Police did not adequately consider community impact: interim chief
Law enforcement did not put enough emphasis on the impact the convoy protest would have on downtown Ottawa residents as they planned for its arrival, the interim police chief said.
This was one of the key lessons the Ottawa Police Service learned from the protests, he said.
“The anticipation of the community trauma and violence to our community that did occur wasn’t anticipated, because nobody saw that coming,” he said.
He said the service takes that into account “more than ever now.”
“The reason I highlight that is the one thing that I hear consistently, after the removal of the occupation — and very rightfully — is that we didn’t put enough emphasis, as a police service, on our community and the impact that it caused to them in the very early days,” Bell said.
Ottawa residents told Bell “they felt that we didn’t focus on the harm that was being done to them,” he told the inquiry.
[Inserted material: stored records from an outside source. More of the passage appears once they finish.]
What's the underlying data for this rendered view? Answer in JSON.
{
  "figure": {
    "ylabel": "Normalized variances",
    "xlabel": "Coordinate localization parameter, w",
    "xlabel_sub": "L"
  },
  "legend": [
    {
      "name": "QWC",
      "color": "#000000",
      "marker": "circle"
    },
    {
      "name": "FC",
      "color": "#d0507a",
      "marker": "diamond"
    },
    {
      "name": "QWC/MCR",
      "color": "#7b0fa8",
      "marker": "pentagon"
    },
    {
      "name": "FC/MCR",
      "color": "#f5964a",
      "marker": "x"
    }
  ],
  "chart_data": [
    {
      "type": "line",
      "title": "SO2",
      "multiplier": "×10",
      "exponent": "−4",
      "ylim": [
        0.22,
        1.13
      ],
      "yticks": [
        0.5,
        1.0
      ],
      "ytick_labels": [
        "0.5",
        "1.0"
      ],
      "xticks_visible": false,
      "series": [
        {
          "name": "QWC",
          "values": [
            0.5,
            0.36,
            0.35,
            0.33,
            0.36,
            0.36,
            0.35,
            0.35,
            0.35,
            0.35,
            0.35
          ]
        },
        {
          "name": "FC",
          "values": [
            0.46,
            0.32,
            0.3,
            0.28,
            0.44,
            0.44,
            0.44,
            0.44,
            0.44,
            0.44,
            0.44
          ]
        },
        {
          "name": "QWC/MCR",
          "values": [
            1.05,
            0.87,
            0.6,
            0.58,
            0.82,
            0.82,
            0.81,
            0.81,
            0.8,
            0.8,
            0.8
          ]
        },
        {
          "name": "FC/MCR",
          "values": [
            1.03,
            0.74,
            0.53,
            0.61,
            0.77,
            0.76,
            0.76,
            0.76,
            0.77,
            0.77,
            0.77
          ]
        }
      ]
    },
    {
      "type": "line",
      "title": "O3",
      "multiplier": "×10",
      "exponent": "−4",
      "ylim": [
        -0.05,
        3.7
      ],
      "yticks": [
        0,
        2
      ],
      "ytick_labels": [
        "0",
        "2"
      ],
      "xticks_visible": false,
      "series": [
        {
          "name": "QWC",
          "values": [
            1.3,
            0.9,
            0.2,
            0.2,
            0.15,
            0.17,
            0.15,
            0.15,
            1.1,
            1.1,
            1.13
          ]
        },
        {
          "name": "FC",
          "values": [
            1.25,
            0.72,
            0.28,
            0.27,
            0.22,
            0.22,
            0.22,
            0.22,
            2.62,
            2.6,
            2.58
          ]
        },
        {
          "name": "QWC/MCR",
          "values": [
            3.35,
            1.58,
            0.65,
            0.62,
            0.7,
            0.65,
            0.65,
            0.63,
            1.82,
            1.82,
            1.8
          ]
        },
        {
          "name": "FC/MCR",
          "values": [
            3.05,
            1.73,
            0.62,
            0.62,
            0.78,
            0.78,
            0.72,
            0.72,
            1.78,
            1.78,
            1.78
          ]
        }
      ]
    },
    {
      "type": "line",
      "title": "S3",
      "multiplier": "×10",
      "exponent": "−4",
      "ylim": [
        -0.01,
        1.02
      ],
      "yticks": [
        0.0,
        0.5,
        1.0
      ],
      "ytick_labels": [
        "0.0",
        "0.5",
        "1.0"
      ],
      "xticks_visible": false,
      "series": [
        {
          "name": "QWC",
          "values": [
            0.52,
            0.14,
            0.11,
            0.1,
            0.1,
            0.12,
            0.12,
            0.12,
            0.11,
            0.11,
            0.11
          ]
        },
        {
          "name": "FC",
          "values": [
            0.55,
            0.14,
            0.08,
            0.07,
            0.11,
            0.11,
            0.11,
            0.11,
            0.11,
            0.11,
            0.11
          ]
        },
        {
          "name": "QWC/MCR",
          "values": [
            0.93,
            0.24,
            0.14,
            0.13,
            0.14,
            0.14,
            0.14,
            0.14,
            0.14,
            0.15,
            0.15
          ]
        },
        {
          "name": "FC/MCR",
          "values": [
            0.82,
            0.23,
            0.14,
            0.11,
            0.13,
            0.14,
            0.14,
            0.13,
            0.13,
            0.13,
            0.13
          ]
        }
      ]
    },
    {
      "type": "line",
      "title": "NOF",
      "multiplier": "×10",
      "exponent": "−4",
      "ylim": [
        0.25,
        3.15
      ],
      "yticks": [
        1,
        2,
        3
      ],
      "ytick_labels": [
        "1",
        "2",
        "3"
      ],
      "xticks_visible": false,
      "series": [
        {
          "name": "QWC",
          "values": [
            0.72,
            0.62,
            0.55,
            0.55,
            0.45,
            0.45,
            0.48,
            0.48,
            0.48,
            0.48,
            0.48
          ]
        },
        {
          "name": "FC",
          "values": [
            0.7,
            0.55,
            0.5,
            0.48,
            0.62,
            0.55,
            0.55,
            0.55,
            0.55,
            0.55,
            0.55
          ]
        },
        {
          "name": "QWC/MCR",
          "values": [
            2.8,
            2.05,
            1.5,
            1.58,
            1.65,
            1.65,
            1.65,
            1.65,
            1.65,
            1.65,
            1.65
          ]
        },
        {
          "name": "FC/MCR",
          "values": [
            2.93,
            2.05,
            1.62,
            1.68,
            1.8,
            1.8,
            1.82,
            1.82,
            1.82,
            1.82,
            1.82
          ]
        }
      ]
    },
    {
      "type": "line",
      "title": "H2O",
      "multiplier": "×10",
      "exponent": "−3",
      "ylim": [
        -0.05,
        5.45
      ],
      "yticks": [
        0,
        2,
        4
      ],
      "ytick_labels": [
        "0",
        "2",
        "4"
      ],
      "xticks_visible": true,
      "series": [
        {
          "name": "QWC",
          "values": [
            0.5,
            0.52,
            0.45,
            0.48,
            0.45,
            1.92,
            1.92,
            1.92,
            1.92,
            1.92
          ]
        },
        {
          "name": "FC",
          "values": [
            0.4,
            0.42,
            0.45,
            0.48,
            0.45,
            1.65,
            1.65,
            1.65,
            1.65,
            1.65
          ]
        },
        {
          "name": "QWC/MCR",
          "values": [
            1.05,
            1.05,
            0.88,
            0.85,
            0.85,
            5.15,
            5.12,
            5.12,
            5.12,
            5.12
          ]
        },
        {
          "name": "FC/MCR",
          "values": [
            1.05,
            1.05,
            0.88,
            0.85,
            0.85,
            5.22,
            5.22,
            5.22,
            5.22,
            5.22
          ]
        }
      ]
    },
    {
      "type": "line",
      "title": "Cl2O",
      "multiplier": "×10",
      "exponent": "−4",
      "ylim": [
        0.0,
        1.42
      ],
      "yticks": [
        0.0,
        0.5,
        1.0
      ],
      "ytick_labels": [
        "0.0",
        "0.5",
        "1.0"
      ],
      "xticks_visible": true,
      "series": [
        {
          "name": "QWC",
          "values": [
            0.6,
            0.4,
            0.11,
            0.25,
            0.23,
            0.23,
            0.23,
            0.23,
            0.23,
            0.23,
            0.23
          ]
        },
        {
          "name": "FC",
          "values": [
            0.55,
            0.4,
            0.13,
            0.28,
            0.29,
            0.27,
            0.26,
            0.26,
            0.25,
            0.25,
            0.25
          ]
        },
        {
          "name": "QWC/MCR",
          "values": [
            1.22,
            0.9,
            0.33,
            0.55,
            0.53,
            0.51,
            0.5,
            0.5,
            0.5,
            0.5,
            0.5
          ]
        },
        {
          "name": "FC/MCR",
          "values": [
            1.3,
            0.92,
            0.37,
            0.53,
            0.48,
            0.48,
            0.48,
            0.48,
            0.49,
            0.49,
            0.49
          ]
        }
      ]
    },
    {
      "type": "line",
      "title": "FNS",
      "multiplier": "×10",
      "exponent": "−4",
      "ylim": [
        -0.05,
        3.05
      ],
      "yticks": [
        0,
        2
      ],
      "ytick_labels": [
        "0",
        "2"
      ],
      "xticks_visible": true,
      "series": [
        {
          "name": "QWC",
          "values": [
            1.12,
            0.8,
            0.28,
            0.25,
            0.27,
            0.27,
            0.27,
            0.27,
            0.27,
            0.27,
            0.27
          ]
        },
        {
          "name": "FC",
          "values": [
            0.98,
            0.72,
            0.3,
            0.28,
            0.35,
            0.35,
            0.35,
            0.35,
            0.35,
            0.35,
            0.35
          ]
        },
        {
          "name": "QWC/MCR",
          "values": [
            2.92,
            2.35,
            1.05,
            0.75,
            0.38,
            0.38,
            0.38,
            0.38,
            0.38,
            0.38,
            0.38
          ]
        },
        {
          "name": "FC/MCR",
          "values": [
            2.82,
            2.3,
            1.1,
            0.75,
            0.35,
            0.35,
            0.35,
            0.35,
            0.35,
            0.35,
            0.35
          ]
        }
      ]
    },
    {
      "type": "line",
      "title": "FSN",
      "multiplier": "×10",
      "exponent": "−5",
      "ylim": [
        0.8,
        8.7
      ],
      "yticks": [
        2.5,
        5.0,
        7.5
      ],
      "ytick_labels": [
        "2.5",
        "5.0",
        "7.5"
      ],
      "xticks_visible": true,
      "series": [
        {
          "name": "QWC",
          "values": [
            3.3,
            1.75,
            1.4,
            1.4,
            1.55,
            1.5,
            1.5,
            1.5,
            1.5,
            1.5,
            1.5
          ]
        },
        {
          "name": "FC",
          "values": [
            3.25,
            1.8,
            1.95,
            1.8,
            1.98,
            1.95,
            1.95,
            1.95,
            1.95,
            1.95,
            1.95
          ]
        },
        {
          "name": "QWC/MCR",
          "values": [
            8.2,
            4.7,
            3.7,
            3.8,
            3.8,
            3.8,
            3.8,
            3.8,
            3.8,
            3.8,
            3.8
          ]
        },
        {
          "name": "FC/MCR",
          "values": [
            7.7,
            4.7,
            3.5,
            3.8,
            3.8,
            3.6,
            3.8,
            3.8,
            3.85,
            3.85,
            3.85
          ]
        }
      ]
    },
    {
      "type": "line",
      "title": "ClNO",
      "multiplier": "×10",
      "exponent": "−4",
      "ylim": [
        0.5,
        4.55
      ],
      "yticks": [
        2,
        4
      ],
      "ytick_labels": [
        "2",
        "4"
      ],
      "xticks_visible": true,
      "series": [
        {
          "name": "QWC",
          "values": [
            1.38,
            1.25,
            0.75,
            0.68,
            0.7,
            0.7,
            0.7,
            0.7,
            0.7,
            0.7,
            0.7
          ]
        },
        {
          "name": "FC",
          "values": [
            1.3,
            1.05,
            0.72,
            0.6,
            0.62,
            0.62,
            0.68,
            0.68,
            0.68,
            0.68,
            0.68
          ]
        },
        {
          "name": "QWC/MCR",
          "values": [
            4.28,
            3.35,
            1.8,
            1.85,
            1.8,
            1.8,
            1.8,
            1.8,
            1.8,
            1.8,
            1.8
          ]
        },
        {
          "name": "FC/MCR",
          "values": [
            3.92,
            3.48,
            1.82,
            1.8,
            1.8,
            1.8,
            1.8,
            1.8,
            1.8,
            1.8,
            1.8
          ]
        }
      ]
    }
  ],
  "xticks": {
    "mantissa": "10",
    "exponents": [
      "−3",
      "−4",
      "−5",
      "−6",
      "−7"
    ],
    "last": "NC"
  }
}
“While we have always had that in planning, I think we need to be overt in it and say ‘community, this is your city, these are your streets, we will conduct ourselves in order to protect you within the community and protect you within those streets,'” he said.
“A truck isn’t a protected entity under the charter of rights and freedoms … People are.”
Bell previously said he did not ask the federal government to invoke the Emergencies Act.
Sloly is also expected to testify this week before the commission, which is looking into whether Ottawa was justified in invoking the act.
Last week, Ottawa’s police services board announced they had selected a new chief of police who will start Nov. 17, despite the city council election taking place today.